Par souci d'équité, il est à noter que l'ignorance de l'opposition « objectivité » - « objectivité », valable dans le cadre de la théorie des phénomènes macroscopiques, a été critiquée avec l'avènement de la mécanique quantique. Les phénomènes du microcosme ne s'inscrivaient pas dans le lit de Procuste de l'approche objet et nécessitaient de sortir de son cadre. Cependant, la révision nécessaire des fondements méthodologiques de la physique n'a pas eu lieu. Un mouvement constant dans cette direction nécessitait une révision radicale des idées sur la nature de l'activité cognitive humaine, pour laquelle la communauté scientifique n'était pas prête.

Plus haut, nous avons déjà touché la conclusion fondamentale qui doit être tirée d'une révision conséquente de l'idéal moderne de la scientificité: l'essence des phénomènes physiques est inséparable de l'activité cognitive du sujet de l'expérience. L'analyse du contenu de cette activité oblige à admettre qu'à côté de l'opposition « objectivité » - « objectivité », l'opposition « subjectivité » - « subjectivité » joue un rôle tout aussi important. En d'autres termes, le processus de connaissance scientifique de la nature inclut le phénomène de subjectivité comme facteur le plus important, et dans la qualité qui a été partiellement expliquée ci-dessus, et qui, par conséquent, implique une certaine « co-création » avec un certain ordre (néguentropique) principe de la nature.

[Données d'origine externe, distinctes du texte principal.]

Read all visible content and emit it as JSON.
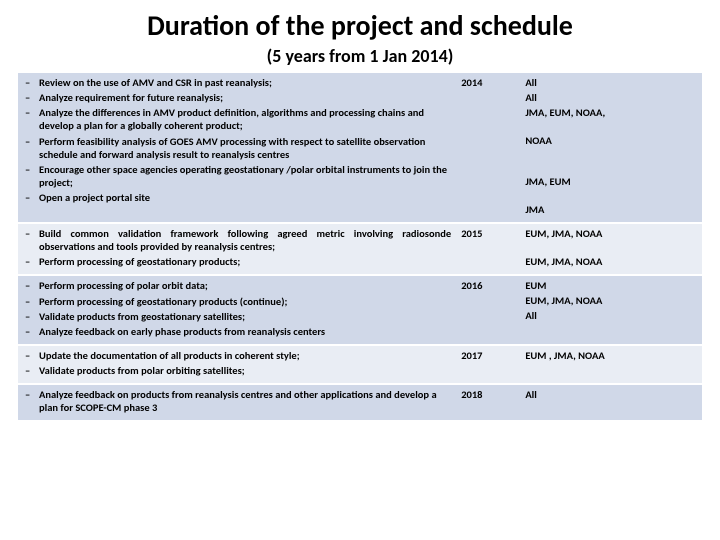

La discussion de la question soulevée ici ne pouvait être considérée comme positive sans une confirmation appropriée de sa pertinence. L'absence d'une telle confirmation dévalorise tout raisonnement et raisonnement logiquement irréprochable, mais abstrait. De plus, cela est vrai en ce qui concerne les déclarations affectant les constructions de la vision du monde (y compris épistémologique, comme dans le cas considéré) de la conscience scientifique. Pour eux, le rôle principal est joué par des critères et des arguments purement pratiques, et non abstraitement théoriques.

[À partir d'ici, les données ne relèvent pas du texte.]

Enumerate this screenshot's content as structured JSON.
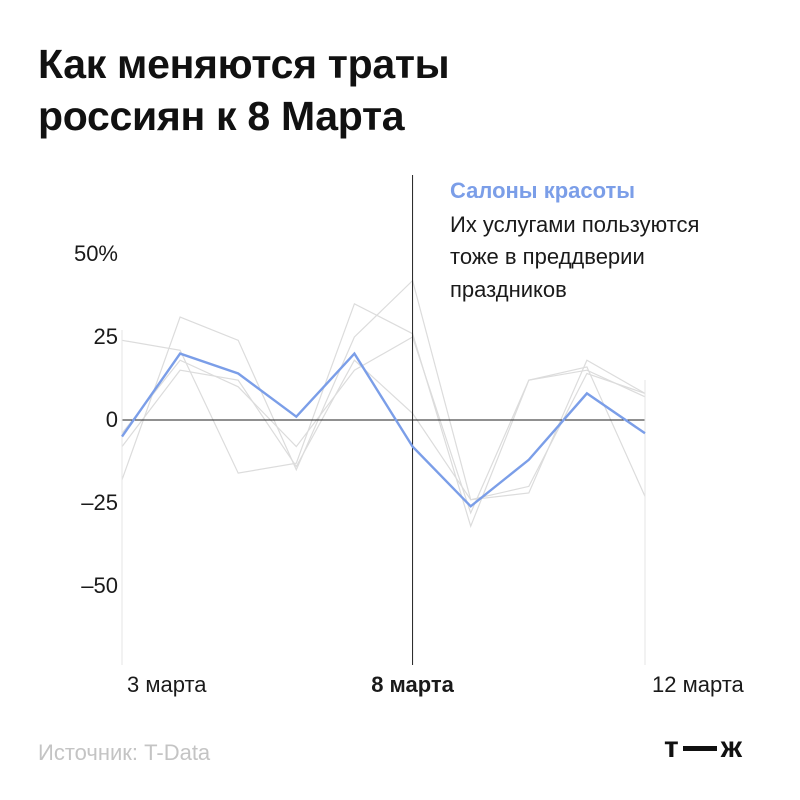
{
  "title": {
    "line1": "Как меняются траты",
    "line2": "россиян к 8 Марта"
  },
  "annotation": {
    "series_name": "Салоны красоты",
    "text_lines": [
      "Их услугами пользуются",
      "тоже в преддверии",
      "праздников"
    ]
  },
  "source": "Источник: T-Data",
  "logo": {
    "left": "т",
    "right": "ж"
  },
  "colors": {
    "highlight": "#7b9ee8",
    "background_series": "#dcdcdc",
    "axis": "#222222",
    "source_text": "#c4c4c4"
  },
  "chart_data": {
    "type": "line",
    "x": [
      "3 марта",
      "",
      "",
      "",
      "",
      "8 марта",
      "",
      "",
      "",
      "12 марта"
    ],
    "x_tick_labels": [
      {
        "index": 0,
        "label": "3 марта",
        "bold": false
      },
      {
        "index": 5,
        "label": "8 марта",
        "bold": true
      },
      {
        "index": 9,
        "label": "12 марта",
        "bold": false
      }
    ],
    "y_ticks": [
      {
        "value": 50,
        "label": "50%"
      },
      {
        "value": 25,
        "label": "25"
      },
      {
        "value": 0,
        "label": "0"
      },
      {
        "value": -25,
        "label": "–25"
      },
      {
        "value": -50,
        "label": "–50"
      }
    ],
    "ylim": [
      -50,
      50
    ],
    "grid": false,
    "highlight_series": {
      "name": "Салоны красоты",
      "values": [
        -5,
        20,
        14,
        1,
        20,
        -8,
        -26,
        -12,
        8,
        -4
      ]
    },
    "background_series": [
      {
        "values": [
          -18,
          31,
          24,
          -15,
          25,
          42,
          -24,
          -22,
          18,
          8
        ]
      },
      {
        "values": [
          24,
          21,
          -16,
          -13,
          35,
          26,
          -32,
          12,
          16,
          -23
        ]
      },
      {
        "values": [
          -4,
          18,
          10,
          -8,
          15,
          25,
          -28,
          12,
          15,
          7
        ]
      },
      {
        "values": [
          -8,
          15,
          12,
          -14,
          18,
          2,
          -24,
          -20,
          14,
          8
        ]
      }
    ]
  }
}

En particulier, nous avons déjà noté le rôle joué par les problèmes microphysiques dans la critique de l'approche objectiviste de la réalité physique. Concrètement, il s'agissait de la nécessité de prendre en compte le phénomène d'impact énergétique incontrôlé de l'appareil d'enregistrement sur l'objet d'expérience. Depuis le milieu du siècle dernier, en lien avec l'introduction des moyens informatiques numériques dans la pratique scientifique d'une part, et le développement des technologies de l'information d'autre part, un problème supplémentaire s'est posé: la nécessité de prendre compte du phénomène de non-contrôlé information l'impact du dispositif sur l'objet expérimental observé (dans le cadre d'une utilisation appropriée). Ce problème, appelé aussi problème du rejet de l'idéalisation du pouvoir de résolution infiniment grand des moyens instrumentaux de l'expérience, mettait à l'ordre du jour la nécessité de comprendre, avec l'opposition « objectivité » - « objectivité », l'opposition « subjectivité " - " subjectivité ". Tenant compte de ce dernier, le concept de mécanique quantique de la nature catégorique des éléments de la réalité physique a été modifié à l'énoncé: les éléments de la réalité physique ne sont pas pensés isolément des procédures de mesure, des moyens d'observation et but d'utilisation ces éléments. Cela signifiait que le phénomène physique, avec le physique lui-même, était doté d'un contenu d'information, qui, à son tour, avait non seulement un aspect quantitatif mais aussi un aspect de valeur, défini par le but d'utiliser l'information.

La présence d'un contenu de valeur dans l'expérience réelle en fait un produit de l'unité de deux principes: objectif et subjectif. En même temps, la description théorique d'une telle expérience nécessite une restructuration radicale de l'appareil conceptuel et de calcul de la théorie physique existante. Dans la monographie «Petrov VV Principes fondamentaux de la mécanique des intervalles. Partie I. - Nijni Novgorod, 2017 (la monographie est publiée sur le site, une variante d'une telle restructuration est proposée. La monographie examine en détail les prérequis méthodologiques et historiques de cette restructuration et fournit une justification de la théorie qui y est développée.